Al bajarse, la viejita le reprocha, también usted, cómo se le ocurre salir sin brevete, la próxima vez no se lo olvide; esta vez sí escucha Pipo y maldice a la patrulla que se lo secuestró hace como tres meses por llevar demasiados pasajeros y tener un faro fundido, maldita suerte la mía, tenía que haber un teniente entre ellos y ésos sí que no atracan. Ahora la multa es oficial y de dónde chucha va a sacar la plata para pagarla y rescatar su licencia. Tendrá que aguantarse y seguir trabajando de noche, que de día hay policias por todos lados y muchos ya lo conocen y todo el tiempo quieren la suya, felizmente el Miracontruco, su compadre, le es leal y le deja la máquina todas las noches que si no, mejor ni pensar. Por ahora mejor regresar a todo cuete que con suerte encuentran a más pasajeros en la intersección.

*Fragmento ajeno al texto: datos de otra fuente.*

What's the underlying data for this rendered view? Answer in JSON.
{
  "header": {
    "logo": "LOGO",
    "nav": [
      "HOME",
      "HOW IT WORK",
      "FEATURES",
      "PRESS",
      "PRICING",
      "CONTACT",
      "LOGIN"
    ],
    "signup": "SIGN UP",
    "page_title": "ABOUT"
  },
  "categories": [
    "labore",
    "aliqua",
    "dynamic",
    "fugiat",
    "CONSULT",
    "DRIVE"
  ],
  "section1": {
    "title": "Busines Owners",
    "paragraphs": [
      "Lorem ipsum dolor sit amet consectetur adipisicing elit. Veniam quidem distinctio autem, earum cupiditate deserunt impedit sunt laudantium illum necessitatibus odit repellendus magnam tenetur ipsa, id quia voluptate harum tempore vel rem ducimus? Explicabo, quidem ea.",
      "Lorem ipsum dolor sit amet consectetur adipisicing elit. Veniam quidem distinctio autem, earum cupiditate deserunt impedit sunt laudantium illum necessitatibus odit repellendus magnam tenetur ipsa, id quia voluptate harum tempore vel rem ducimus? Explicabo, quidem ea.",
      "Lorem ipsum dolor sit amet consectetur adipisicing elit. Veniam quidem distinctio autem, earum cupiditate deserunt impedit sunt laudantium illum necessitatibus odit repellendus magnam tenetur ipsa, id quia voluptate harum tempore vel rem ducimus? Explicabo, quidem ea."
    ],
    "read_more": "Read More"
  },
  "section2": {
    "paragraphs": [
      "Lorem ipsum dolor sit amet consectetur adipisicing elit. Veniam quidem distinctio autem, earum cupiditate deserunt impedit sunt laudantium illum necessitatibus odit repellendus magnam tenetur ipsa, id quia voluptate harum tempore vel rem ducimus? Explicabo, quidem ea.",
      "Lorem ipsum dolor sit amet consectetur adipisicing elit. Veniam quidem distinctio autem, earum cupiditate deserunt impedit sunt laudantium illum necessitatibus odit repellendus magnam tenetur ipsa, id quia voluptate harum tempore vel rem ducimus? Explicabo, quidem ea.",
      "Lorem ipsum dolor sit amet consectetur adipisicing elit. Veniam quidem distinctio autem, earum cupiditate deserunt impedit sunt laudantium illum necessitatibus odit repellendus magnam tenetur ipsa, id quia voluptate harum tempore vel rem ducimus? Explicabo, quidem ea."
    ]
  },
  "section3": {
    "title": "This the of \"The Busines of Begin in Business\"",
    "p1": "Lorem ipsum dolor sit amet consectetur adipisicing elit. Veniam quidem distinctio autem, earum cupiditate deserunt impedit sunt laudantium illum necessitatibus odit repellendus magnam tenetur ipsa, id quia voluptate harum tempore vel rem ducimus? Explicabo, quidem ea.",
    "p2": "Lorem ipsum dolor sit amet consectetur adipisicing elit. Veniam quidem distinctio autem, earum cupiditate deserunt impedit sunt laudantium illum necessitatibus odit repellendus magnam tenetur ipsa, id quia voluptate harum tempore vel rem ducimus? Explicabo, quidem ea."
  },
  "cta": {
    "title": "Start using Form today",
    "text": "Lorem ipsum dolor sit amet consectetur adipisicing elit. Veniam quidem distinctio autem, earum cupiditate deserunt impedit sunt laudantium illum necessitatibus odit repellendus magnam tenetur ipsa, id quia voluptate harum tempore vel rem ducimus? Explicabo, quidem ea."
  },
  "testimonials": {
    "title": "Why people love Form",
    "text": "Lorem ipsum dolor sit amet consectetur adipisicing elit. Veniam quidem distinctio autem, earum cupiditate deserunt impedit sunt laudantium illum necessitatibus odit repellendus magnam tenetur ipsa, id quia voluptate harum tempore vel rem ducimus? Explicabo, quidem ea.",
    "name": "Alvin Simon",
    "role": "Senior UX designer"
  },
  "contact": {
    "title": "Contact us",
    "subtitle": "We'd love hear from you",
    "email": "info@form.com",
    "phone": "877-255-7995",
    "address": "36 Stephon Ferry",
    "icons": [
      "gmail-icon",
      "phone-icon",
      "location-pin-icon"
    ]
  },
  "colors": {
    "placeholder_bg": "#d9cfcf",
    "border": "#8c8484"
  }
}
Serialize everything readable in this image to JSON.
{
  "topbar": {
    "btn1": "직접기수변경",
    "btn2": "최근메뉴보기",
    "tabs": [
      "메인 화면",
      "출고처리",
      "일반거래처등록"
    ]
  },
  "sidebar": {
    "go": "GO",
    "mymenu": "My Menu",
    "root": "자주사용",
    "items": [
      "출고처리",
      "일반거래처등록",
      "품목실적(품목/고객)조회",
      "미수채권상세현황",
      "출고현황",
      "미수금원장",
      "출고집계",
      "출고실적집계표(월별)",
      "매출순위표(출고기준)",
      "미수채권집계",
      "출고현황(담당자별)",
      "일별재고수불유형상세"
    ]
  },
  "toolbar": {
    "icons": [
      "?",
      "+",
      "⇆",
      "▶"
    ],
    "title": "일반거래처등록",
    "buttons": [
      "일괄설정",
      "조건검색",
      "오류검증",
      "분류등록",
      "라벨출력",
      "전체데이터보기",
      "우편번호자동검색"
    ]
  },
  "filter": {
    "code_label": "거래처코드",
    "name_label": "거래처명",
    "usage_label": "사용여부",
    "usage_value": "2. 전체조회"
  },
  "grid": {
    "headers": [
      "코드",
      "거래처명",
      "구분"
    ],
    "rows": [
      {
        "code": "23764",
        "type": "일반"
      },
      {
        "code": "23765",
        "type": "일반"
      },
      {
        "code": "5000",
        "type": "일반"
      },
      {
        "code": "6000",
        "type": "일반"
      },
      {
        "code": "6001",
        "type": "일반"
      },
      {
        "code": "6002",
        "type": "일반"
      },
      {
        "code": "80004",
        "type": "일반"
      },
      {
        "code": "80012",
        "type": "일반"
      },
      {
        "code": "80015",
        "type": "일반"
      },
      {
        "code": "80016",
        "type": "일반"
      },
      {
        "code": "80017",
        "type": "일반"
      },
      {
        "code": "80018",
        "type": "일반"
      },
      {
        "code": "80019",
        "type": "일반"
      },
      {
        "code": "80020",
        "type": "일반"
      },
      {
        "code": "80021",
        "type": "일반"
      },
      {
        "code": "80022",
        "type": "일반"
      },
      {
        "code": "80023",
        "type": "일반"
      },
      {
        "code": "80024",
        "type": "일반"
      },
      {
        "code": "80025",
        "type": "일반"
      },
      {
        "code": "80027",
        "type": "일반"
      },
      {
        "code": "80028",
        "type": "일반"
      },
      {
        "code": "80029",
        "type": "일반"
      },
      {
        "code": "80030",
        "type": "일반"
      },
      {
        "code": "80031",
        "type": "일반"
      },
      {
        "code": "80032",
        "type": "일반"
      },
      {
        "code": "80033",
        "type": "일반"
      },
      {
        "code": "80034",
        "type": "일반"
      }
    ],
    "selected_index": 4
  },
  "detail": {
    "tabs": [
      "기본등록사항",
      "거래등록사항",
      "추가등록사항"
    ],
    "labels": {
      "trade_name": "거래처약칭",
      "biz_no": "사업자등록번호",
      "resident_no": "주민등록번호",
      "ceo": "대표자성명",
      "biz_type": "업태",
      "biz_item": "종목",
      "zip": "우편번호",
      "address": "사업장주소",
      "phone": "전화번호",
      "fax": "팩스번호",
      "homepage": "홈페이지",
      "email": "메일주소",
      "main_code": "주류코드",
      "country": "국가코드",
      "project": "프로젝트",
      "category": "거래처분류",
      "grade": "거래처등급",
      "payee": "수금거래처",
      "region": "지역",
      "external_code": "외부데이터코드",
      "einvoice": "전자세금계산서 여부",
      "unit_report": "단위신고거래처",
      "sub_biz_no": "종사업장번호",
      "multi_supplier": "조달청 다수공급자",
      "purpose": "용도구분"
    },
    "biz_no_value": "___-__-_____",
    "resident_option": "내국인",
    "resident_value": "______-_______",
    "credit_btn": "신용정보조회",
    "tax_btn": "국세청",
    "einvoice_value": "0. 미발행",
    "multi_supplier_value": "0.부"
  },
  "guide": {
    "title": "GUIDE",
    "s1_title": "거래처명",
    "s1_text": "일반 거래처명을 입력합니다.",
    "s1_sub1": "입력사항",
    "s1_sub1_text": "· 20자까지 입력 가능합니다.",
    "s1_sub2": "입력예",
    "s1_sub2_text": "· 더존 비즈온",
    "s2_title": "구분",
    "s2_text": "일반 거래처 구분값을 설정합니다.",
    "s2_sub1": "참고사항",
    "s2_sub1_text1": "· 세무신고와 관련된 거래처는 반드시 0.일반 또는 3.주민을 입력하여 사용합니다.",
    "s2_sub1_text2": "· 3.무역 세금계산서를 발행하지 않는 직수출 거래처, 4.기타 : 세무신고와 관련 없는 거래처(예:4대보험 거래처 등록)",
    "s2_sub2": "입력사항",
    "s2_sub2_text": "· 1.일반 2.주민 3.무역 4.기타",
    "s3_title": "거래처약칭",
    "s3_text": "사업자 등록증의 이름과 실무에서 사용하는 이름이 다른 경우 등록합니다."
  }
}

La claridad del día acompaña a Pipo cuando entra al pampón que funge de estación terminal. Con Ramón cuentan el dinero y se hace la repartición. Pipo se despide y parte hacia su hogar, son unos veinte minutos de caminata, demasiados para pensar. Antes de trepar el cerro se detiene en el mercadillo para comprar unos fideos, pan, y un sol de margarina, hoy habrá con que alegrar el pan, mañana quién sabe; si no fuera por el tombo conchasumadre les hubiera llevado unos huevitos. Una señora deja una flor de plástico a su muertito en el cementerio, casi en el límite alguien cava una fosa, un tanto más allá el cerro se puebla de esteras y cartones y se escucha el ladrido de los perros. Pipo se permite una sonrisa cuando los ojos de los seis chicos lo miran primero a él y luego, ansiosos, a la bolsa de plástico que trae en las manos. Se sienta a contemplarlos comer, a dejar que el cansancio le baje a los huesos, a esperar que recojan sus cosas de la cama donde ha dormido su mujer y las tres hembritas para ocuparla él. Ya recostado, esperando al sueño, se pregunta dónde dormiría si es que logra rescatar su brevete y consigue un micro para trabajarlo de día.